The Korean War (1950–1953) left behind two million civilian casualties, ten million separated families, and over 100,000 orphans—producing the largest number of dispersed families in Korean history. Its effects reverberate today not only on the Korean Peninsula but also in diasporic sites such as Poland and Sakhalin Island. This dissertation examines how Korean families displaced by colonialism, war, and Cold War divisions sustained kinship and articulated hope through letter writing. It explores the often competing yet easily conflated notions of home versus homeland, as well as the alienation, privatization, and mediation of hope, through cases of what I call “epistolary kinship”—familial ties maintained across time and space via correspondence—within the Korean diasporas. Drawing on de Certeau’s notion of spatial practice, this study argues that letter writing constituted a form of home-making and hope-making amid displacement.

The dissertation centers on four case studies that span distinct periods, geographies, and modes of separation. Chapter 1 examines the everyday letters of Alice Hyun, a Korean/American eldest daughter writing to her father in 1930s Hawai‘i, showing how gendered responsibilities shaped diasporic kinship and temporarily alienated her from collective political action—tensions that later re-emerged in her defection to North Korea. Chapter 2 turns to the letters of Yi Chungsŏp—modernist artist and Korean War refugee—who corresponded with his wife and children in Japan in the early 1950s. His illustrated marginalia and visual paratexts expressed privatized grief and longing shaped by postcolonial, wartime ruptures within an interethnic family. Chapter 3 analyzes the letters of North Korean war orphans sent to Eastern Europe, distinguishing among publicized, personalized, and privatized articulations of hope and kinship under conditions of state surveillance and abrupt repatriation. These letters reveal how affective ties challenged official narratives of ideological loyalty. Chapter 4 explores letters written by Sakhalin Koreans to a Japan-based civic activist between the 1970s and 1990s, demonstrating how epistolary networks enabled mediated family reunions and sustained emotional belonging across decades of immobility.

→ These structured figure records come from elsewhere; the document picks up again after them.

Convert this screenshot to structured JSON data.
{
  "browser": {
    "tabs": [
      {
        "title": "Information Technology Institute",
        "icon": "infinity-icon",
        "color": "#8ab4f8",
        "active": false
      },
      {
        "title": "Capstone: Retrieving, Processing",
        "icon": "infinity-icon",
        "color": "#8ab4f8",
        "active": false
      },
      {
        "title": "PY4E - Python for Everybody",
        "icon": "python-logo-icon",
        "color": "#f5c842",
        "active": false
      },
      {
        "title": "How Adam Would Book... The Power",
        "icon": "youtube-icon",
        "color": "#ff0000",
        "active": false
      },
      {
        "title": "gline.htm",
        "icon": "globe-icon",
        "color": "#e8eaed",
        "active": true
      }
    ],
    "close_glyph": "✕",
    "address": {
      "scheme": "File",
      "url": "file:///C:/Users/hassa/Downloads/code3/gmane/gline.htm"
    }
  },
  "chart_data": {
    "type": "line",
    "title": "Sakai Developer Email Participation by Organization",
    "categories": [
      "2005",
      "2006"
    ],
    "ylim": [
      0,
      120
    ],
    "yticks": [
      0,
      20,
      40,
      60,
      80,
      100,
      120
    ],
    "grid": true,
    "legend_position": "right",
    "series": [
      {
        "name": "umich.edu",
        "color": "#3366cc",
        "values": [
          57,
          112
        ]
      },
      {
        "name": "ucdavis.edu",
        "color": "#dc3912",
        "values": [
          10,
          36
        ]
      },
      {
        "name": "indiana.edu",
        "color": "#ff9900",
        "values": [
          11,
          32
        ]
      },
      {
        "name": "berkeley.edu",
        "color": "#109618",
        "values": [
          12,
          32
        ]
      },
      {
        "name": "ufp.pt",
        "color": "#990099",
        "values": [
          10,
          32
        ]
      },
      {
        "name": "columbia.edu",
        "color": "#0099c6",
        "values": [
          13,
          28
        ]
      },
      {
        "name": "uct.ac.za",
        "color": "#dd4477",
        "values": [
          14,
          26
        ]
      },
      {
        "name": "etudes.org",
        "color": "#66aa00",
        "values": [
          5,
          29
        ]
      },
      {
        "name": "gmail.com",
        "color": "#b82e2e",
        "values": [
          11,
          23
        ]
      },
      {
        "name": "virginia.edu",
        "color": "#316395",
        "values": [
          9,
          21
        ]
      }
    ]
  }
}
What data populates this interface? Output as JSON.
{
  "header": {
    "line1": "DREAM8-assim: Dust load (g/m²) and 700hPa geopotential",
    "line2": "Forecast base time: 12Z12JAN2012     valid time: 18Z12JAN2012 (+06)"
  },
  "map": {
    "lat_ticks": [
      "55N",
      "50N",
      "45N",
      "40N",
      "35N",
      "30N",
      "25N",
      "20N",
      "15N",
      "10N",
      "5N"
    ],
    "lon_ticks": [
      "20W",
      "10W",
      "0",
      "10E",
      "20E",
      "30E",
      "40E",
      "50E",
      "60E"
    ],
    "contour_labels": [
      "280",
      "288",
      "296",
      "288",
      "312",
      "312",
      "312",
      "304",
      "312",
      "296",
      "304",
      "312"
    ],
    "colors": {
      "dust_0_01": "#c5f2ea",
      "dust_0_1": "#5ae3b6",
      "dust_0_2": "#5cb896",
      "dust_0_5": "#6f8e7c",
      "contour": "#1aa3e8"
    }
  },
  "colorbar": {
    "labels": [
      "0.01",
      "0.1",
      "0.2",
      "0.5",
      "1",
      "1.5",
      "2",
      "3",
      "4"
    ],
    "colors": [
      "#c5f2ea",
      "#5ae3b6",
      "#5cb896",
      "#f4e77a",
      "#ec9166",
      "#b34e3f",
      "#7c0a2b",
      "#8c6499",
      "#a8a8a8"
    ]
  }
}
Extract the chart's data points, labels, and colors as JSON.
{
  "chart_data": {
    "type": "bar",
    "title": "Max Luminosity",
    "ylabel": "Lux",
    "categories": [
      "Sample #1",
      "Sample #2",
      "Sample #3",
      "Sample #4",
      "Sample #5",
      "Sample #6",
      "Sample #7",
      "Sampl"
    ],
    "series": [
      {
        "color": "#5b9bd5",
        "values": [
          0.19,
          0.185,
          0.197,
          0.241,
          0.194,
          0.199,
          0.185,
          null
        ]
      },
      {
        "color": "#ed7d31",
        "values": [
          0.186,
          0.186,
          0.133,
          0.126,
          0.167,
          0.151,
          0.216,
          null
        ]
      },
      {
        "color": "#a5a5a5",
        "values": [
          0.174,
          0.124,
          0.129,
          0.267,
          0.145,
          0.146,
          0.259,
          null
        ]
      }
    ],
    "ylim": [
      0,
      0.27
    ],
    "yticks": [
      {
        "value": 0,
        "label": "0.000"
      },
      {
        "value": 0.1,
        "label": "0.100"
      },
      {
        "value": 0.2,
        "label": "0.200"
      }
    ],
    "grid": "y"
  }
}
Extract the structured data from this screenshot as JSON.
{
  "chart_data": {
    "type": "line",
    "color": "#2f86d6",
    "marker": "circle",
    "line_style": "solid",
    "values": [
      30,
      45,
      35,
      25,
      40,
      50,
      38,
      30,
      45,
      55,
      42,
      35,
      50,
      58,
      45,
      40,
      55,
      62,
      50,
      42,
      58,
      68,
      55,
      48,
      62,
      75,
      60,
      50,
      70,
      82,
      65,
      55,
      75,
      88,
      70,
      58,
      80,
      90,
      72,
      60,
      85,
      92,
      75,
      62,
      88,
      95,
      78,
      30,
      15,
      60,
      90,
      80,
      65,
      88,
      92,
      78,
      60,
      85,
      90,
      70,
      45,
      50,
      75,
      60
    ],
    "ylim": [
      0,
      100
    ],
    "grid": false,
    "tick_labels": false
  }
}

Through these case studies, the dissertation highlights the heterogeneity of Korean diasporic experiences shaped by colonial legacies and Cold War geopolitics, as well as differentiated meanings of “home” and “hope” across lines of class, gender, language, generation, and ideology. In all four cases, the epistolary space served as a material and textual medium through which Korean diasporic families sought not only to overcome alienation but also to transform the sociopolitical, economic, and cultural conditions that constrained their mobility. This study thus calls for renewed attention to the enduring role of correspondence in sustaining kinship and connecting divided communities. Foregrounding family letters as a key site for examining multiple layers of displacement, the dissertation contributes to broader conversations in diaspora, kinship, and epistolary studies, while expanding historical understandings of Korean migration and family separation.